Short answer, yes. There is no time you should be without your wraps. In addition to protecting your knuckles, fingers and the many small bones in your hands, they help to support the wrists. This is hugely important.

Even the heavy bags are round, they move, get slick and are easy to miss-hit it or slide off of. This could result in a little injury which could sideline you for awhile. Not fun if you are on a mission to grind, work and get better with your Muay Thai skills. Hand injuries suck. Ask anyone who has been training awhile and they will tell you that they are to be avoided. If wearing your handwraps will help to cut down on those nagging little tweaks, then do it.

Many boxers and Muay Thai fighters do train to build up the bone density and strength in their hands and wrists by doing heavy bag rounds without gloves. This is a solid practice. However when doing this, it is imperative that wear your wraps. This is the time when you are even more likely to incur an injury.

If you will practice without gloves, make sure that you start light and slowly build up power in your punches. I would never go beyond about 50-60% power on a bag without gloves as I have many times given myself some little stingers from a punch.  These are like electric jolts, which start in the back of the hand and move past the wrist and up the forearm. Usually, these little pains are nothing serious, but they remind me to take it easy.

If you’ve ever been in a streetfight, you’ll know that punching someone in the face is a risky business which is fairly likely to result in an injury to yourself. So, keep that in mind when you are doing your gloveless rounds. 

Can you wash Muay Thai boxing hand wraps?

As I said, in my gym, we wash them after each use since the beginning of this terrible pandemic. If you have your own wraps and gloves, washing after each use is overkill. It would probably be enough to wash them every 3-4 uses. But it is important to leave them hanging in the sun between uses. As long as they get a chance to at least air and dry out, you aren’t going to promote the growth of bacteria too quickly.

If you are using loaner gloves and your own wraps, you probably should go ahead and wash them between each use. There’s no way around it, gloves are not likely to get any sort of antiseptic treatment at all in Thailand. The best you can hope for is that they will be given a chance to dry out thoroughly every now and then- either from non-use or during a day when the gym is closed.

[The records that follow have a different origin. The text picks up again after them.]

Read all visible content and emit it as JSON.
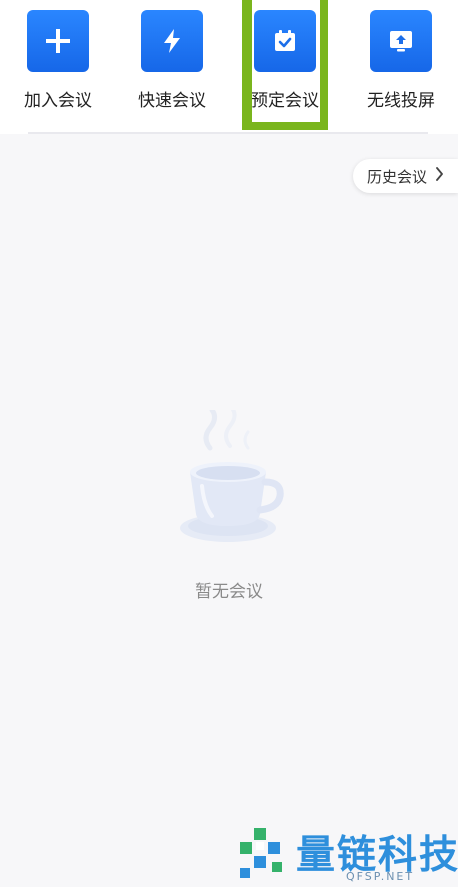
{
  "actions": [
    {
      "label": "加入会议",
      "icon": "plus-icon"
    },
    {
      "label": "快速会议",
      "icon": "lightning-icon"
    },
    {
      "label": "预定会议",
      "icon": "calendar-check-icon"
    },
    {
      "label": "无线投屏",
      "icon": "screen-share-icon"
    }
  ],
  "history": {
    "label": "历史会议",
    "icon": "chevron-right-icon"
  },
  "empty_state": {
    "text": "暂无会议",
    "icon": "coffee-cup-icon"
  },
  "watermark": {
    "brand": "量链科技",
    "site": "QFSP.NET"
  },
  "colors": {
    "accent": "#1f78f5",
    "highlight": "#7ab51d",
    "watermark": "#2e8fdc"
  }
}
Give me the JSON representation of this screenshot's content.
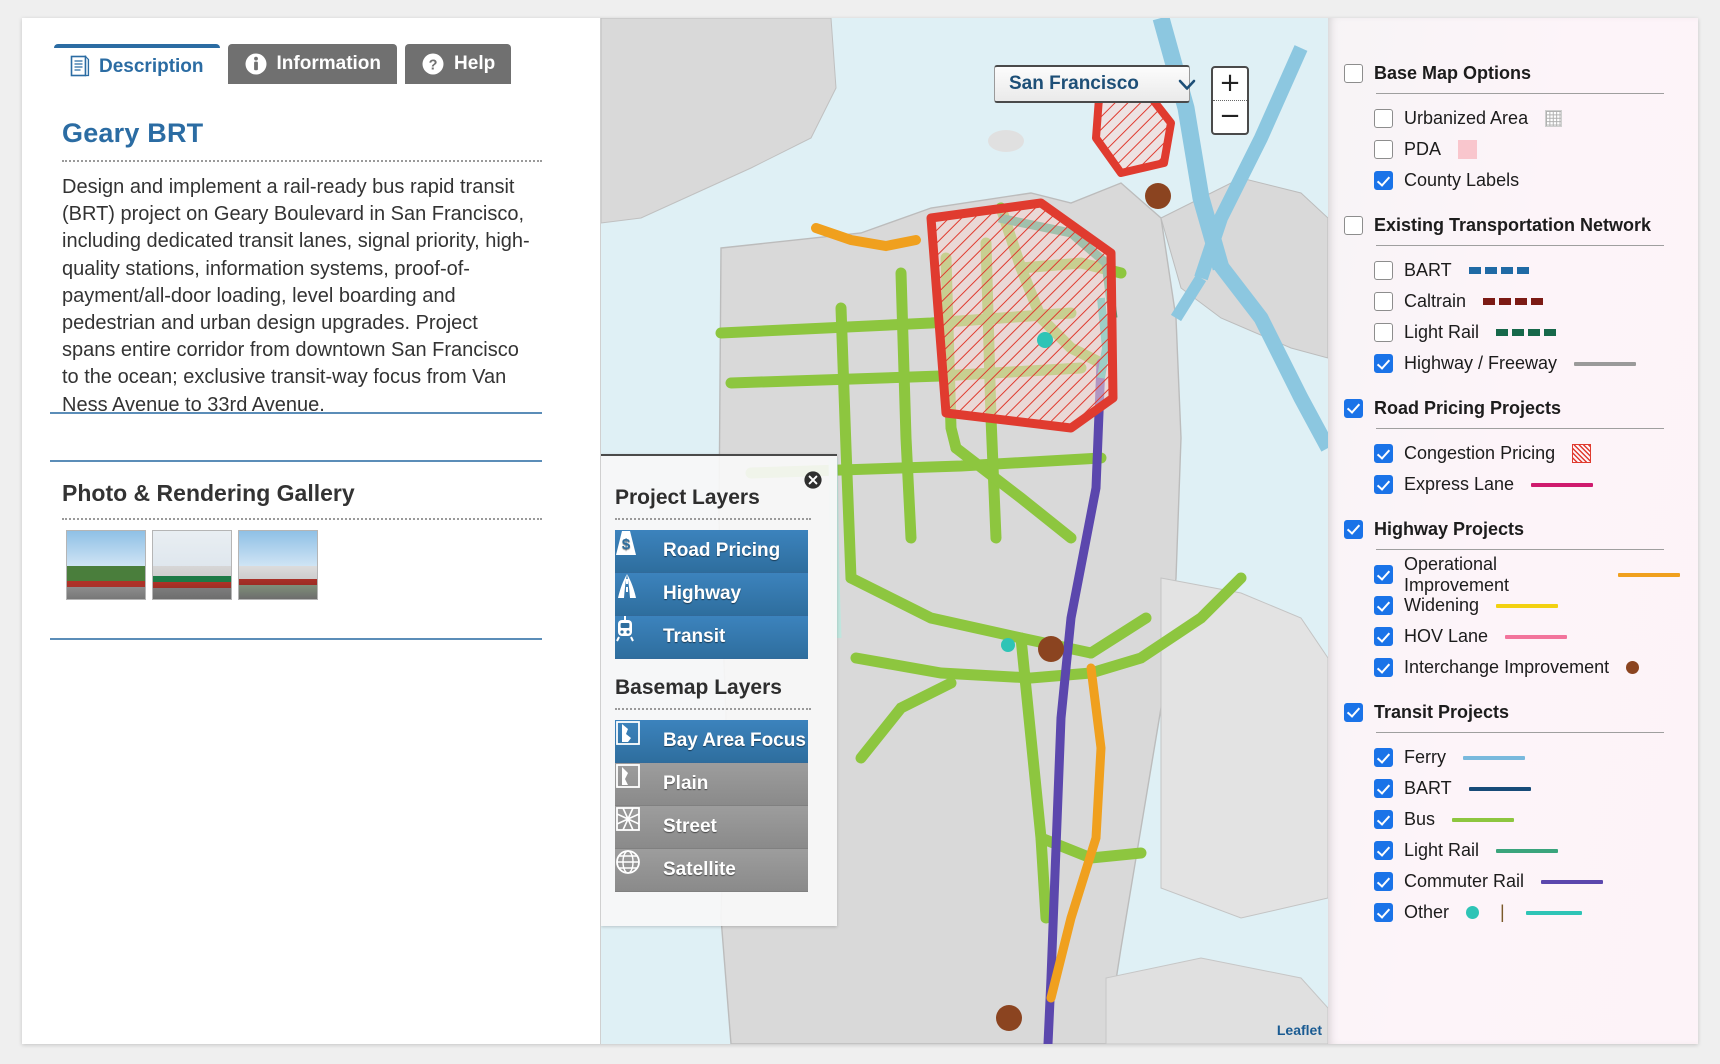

It’s enough to give your wraps a bit of a soak in a sink with a little bit of soap for 15 minutes. Then give them a good scrub, rinse and hang to dry.

I used to add a few drops of bleach to help with cutting down on the odors. But then my business partner, who teaches jiu jitsu, put me onto the virtues of distilled vinegar for that same purpose. It is infinitely better than bleach and doesn’t cause the colors to run. If you can find a place outside in the sun, this will be better to help kill bacteria than a dryer, and will also improve the life of your handwraps.

If you will be using a washing machine, I would recommend putting your wraps in a small washing bag. Otherwise, they are likely to become an entangled mess after the spin cycle. The first time you wash them, be aware that the colors will likely bleed, so you may want to hand wash them the first one or two times before popping them in a machine.

Are hand wraps important for Muay Thai boxing?

Hand health is hugely important in all the pugilistic sports, including Muay Thai. The proper use and care of the lowly handwrap is one of the biggest factors in ensuring that health.

So, make sure that you choose your wraps wisely, clean them regularly and use them religiously!

What happens if you don't wash your hand wraps?

Bad idea.

Bacteria will accumulate in your hand wraps. In the short term you might encounter some foul odor (sure to help make friends and influence people) or start to find the hand wraps less comfortable to wear.

In the longer term you can suffer hand hygiene issues included rashes, irritation, right through to swelling and infection.

So please, wash you hand wraps after each time you wear them.